その時、歴史が動いた かも。
何でこうなるの?
翌朝、夜明けと共に起きて、朝食を食べ、荷造りを終えて、王都に向けて出発。
オストヴィントから意識を外して、運転手の突撃兵(ドイツ軍だと1等兵)に、操縦を任せる。
彼は、このノロノロが全く苦痛じゃないようで、順調に街道を移動している。
凄いよ、マジ尊敬するわ。
で、王都の市街を守る外郭の城壁が見え、やがて、大きな城門が見えたその時、頭の中で、ピーンと言う音が響き、ミッションの説明画面が立ち上がった。
喜べ諸君!!
チュートリアルは物足りなかっただろう?
これからが本番だ。
クーデターが起きた。
カラン大公の手勢が、城門を抑えようとしている。
先ず、これを阻止せよ。
又、王女さんの継弟の母親と、王弟が手を結んだ。
ミュア子爵夫人の手引きで、王宮にカラン大公の手勢がもう一隊向かっている。
これもを阻止せよ。
・・・・
何でこうなるの?
前方を見ると城門で諍いが起きている。
城門を潜ろうとして居た商人や旅人は、逃げるように四方へ散りだした。
騎士隊長のハリファ殿が、門に駆けつけようと馬を駆ったが、遅かったようだ。
門兵を蹴散らした手勢は、門を閉じ始めた。
生き延びた門兵がこちらへ駆けつけ、
「大公謀反!!大公謀反!!」
と。

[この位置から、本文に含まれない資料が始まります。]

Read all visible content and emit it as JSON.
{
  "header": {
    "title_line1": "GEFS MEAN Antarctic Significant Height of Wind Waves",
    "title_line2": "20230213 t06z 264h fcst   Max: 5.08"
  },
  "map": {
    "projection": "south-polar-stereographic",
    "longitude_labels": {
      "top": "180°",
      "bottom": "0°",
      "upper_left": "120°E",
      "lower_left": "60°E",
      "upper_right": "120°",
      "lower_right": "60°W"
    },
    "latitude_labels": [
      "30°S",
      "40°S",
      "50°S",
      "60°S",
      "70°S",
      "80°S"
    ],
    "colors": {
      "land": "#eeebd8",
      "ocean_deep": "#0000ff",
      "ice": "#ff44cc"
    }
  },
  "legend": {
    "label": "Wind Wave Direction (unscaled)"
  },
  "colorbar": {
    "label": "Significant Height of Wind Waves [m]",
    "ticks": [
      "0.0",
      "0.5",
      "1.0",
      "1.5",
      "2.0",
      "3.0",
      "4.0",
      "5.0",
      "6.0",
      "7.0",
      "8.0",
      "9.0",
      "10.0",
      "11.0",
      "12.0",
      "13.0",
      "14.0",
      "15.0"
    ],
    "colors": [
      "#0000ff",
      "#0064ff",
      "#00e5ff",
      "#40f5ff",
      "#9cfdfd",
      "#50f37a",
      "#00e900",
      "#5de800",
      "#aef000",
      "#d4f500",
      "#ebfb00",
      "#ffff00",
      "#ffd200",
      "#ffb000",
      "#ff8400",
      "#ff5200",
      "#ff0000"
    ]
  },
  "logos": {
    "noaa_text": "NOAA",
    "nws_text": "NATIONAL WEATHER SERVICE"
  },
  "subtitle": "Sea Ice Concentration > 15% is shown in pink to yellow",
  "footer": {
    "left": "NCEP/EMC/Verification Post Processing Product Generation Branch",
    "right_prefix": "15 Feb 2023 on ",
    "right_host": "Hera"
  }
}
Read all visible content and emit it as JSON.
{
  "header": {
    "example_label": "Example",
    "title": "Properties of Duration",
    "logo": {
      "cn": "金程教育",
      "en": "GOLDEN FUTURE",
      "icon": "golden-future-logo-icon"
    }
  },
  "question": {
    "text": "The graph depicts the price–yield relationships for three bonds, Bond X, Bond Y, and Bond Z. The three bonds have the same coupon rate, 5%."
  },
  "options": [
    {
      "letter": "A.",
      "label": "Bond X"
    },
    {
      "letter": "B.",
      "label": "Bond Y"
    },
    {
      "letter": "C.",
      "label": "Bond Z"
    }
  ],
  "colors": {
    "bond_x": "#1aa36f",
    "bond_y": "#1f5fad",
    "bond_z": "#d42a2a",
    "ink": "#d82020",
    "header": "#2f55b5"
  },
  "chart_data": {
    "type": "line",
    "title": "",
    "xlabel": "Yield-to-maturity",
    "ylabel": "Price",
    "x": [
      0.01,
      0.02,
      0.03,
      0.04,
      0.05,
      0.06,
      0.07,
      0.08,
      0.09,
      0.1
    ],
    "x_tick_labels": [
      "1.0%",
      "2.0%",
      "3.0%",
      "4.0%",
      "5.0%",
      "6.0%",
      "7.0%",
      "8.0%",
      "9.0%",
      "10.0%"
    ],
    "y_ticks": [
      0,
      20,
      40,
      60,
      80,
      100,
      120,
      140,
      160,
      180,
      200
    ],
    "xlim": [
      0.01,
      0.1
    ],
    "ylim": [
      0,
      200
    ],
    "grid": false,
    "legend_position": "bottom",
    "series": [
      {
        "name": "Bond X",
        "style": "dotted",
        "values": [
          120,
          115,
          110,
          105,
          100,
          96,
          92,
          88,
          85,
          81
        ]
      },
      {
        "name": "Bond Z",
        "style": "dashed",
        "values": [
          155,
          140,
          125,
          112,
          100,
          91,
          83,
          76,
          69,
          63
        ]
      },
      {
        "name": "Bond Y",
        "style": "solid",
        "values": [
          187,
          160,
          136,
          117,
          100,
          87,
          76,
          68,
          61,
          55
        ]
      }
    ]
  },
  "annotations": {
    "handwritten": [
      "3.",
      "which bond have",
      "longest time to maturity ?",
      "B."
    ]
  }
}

大声で叫んでいる。
姫様の手勢は、僅か5騎と、蹴散らされ、逃げ延びた門兵2人ほど。
こちらが手助けしないと、落ち延びるしか選択肢が無くなるだろう。
落ち延びると、お金に不自由するだろうから、下手に長期化するとこちらが詰む。
積極的に、支援せざる得ない。
馬車を見ると、姫様が降りてきて、こちらへ近づいてくる。
僕もオストヴィントより降りて、姫様の方へ寄ると、
「イリヤマ様、助けてください。
このままでは、父、アムネリア国王の命が危ない。
どうか、お願いです。
父を救ってください。」
あぁ~お父さんが居たか。。。
そりゃ~逃げる事も出来ないよね。
今にも泣きそうで、肩が震えている。
「了解しました。
叶うかどうかは判りませんが、精一杯助力します。
だから、泣かないで。」
振り返り、僕の後ろに控えていた軍曹に、号令を発す。
「これより、アムネリア国王救出を行う。
先に乗車せよ。
僕もすぐ向かう。」
そして、アリス王女に振り返り、
「姫様、オストヴィントに一緒に乗車してくれませんか?
オストヴィントの機動力は非常に速く、馬なぞ足元にも及びません。
又、その攻撃は、類を見ない破壊力を誇り、その轟雷に兵や馬は怯えます。
しかしながら、私共は、王都を知らず、王宮を知らず、又、王様を知りません。
不用意に乗り込めば、敵も味方も区別が付きません。
故に、誰も信用できないし、誰も信用してくれません。
しかしながら、姫殿下がご一緒してくださるなら、きっと、王様を救い出せましょう。」
一息にしゃべり、頭を下げると、
「判りました。
案内いたします。
と、ハッキリとした口調で仰られた。
得体の知れぬ僕らと一緒だなんて、怖いだろうに、決意を秘めた強い眼差しで、僕を見ている。
強い子だなぁ~
「では、急ぎましょう。
時間が成否を分けます。
こちらから乗り込んでください。」